Fairness Is Not Just Ethical: Performance Trade-Off via Data Correlation Tuning to Mitigate Bias in ML Software
Ying Xiao, Shangwen Wang, Sicen Liu, Dingyuan Xue, Xian Zhan, Yepang Liu, Jie M. Zhang
TL;DR
This work reframes software fairness as a core software quality attribute and introduces Correlation Tuning (CoT), a model-agnostic pre-processing method that mitigates bias by adjusting data correlations using the Phi-coefficient and multi-objective optimization. CoT targets both sensitive and non-sensitive attribute-driven biases, supports single and multiple sensitive attributes, and yields substantial improvements in unprivileged group performance while reducing SPD, AOD, and EOD with minimal accuracy loss. Across ten benchmark tasks and multiple models, CoT achieves state-of-the-art fairness improvements and favorable performance-fairness trade-offs, including strong intersectional bias mitigation. The method demonstrates efficiency, scalability, and robustness, with plans to extend to NLP and LLM contexts and to public release of data and code for further research and practical deployment in diverse software systems.
Abstract
Traditional software fairness research typically emphasizes ethical and social imperatives, neglecting that fairness fundamentally represents a core software quality issue arising directly from performance disparities across sensitive user groups. Recognizing fairness explicitly as a software quality dimension yields practical benefits beyond ethical considerations, notably improved predictive performance for unprivileged groups, enhanced out-of-distribution generalization, and increased geographic transferability in real-world deployments.
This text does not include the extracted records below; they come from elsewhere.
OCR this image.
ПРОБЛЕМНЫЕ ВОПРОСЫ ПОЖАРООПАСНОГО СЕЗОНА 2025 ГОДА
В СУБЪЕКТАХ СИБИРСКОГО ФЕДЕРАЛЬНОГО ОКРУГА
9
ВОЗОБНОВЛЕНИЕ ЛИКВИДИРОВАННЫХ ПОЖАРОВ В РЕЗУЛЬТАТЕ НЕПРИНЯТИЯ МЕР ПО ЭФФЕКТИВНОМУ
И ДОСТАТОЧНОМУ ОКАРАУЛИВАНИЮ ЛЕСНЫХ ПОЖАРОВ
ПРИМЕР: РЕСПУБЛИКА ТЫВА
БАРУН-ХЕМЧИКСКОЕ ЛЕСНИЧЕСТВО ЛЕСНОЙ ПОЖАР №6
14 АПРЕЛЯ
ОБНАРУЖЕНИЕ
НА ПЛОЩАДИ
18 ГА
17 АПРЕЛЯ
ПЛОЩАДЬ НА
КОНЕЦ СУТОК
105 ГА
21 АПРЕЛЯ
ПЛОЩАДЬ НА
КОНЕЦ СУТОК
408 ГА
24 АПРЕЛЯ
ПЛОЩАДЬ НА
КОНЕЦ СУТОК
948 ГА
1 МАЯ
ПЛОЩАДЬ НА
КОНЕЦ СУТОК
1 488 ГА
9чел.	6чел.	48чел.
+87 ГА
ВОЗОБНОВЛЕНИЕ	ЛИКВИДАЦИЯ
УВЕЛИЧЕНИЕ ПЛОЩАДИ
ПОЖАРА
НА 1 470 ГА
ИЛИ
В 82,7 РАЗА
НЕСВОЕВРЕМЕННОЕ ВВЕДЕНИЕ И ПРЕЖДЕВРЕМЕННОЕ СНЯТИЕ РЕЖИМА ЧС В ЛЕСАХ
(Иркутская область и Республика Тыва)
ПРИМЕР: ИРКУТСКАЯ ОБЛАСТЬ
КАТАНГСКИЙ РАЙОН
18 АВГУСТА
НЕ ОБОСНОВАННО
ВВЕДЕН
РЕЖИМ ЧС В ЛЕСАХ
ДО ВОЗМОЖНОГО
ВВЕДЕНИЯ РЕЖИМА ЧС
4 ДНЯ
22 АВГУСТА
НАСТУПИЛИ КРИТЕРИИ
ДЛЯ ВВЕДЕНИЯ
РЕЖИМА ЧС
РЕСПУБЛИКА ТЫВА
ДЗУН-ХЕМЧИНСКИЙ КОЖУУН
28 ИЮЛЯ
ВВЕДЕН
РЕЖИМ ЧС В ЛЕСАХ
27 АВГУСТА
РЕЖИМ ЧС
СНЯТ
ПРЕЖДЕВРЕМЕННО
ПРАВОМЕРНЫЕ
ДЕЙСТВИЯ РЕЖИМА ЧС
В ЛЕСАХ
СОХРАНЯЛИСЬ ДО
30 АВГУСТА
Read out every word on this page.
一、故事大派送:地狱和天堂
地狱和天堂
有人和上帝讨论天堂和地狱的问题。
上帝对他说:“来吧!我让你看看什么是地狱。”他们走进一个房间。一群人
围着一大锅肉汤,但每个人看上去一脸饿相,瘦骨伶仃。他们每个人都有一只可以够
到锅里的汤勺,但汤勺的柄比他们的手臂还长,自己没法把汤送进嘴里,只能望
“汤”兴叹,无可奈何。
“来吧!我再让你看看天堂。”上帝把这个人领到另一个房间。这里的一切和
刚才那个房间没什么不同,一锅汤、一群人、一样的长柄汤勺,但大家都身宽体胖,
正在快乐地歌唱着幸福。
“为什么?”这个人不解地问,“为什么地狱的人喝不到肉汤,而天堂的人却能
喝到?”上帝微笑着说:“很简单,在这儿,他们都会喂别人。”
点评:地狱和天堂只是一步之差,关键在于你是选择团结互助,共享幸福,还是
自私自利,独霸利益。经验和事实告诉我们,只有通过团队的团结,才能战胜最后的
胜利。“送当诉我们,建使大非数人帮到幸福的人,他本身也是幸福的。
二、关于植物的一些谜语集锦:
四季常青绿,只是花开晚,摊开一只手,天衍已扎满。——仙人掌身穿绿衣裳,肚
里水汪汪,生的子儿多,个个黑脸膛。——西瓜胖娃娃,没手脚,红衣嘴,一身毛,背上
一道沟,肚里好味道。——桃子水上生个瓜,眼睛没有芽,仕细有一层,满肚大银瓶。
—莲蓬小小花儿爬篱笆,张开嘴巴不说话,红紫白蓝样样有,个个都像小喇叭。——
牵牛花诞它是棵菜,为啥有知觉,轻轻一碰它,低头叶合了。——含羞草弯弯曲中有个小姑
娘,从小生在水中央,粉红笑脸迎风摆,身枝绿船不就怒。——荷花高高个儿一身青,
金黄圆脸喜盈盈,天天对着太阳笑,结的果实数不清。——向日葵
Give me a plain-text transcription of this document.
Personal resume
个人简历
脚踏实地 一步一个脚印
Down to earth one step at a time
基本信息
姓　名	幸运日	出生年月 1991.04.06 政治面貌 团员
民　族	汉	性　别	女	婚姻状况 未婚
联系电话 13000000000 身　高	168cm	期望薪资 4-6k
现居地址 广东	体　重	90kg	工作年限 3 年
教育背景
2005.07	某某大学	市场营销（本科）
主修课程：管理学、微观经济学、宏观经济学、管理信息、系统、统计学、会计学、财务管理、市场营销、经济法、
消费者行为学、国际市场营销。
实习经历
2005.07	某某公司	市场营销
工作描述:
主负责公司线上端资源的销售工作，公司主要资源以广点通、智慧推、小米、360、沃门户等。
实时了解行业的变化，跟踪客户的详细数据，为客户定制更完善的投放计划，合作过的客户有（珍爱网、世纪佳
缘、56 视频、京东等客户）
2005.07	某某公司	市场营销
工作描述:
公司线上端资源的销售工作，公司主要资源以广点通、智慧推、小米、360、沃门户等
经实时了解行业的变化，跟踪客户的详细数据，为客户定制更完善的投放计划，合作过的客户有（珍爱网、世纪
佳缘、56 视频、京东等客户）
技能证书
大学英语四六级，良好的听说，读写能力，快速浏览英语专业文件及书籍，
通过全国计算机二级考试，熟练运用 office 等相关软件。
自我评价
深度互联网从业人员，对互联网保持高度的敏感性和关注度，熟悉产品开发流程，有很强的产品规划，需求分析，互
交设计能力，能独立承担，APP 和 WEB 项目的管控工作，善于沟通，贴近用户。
Nevertheless, existing bias mitigation methods face a critical dilemma: while pre-processing methods offer broad applicability across model types, they generally fall short in effectiveness compared to post-processing techniques. To overcome this challenge, we propose Correlation Tuning (CoT), a novel pre-processing approach designed to mitigate bias by adjusting data correlations. Specifically, CoT introduces the Phi-coefficient, an intuitive correlation measure, to systematically quantify correlation between sensitive attributes and labels, and employs multi-objective optimization to address the proxy biases. Extensive evaluations demonstrate that CoT increases the true positive rate of unprivileged groups by an average of 17.5% and reduces three key bias metrics, including statistical parity difference (SPD), average odds difference (AOD), and equal opportunity difference (EOD), by more than 50% on average. CoT outperforms state-of-the-art methods by three and ten percentage points in single attribute and multiple attributes scenarios, respectively. We will publicly release our experimental results and source code to facilitate future research.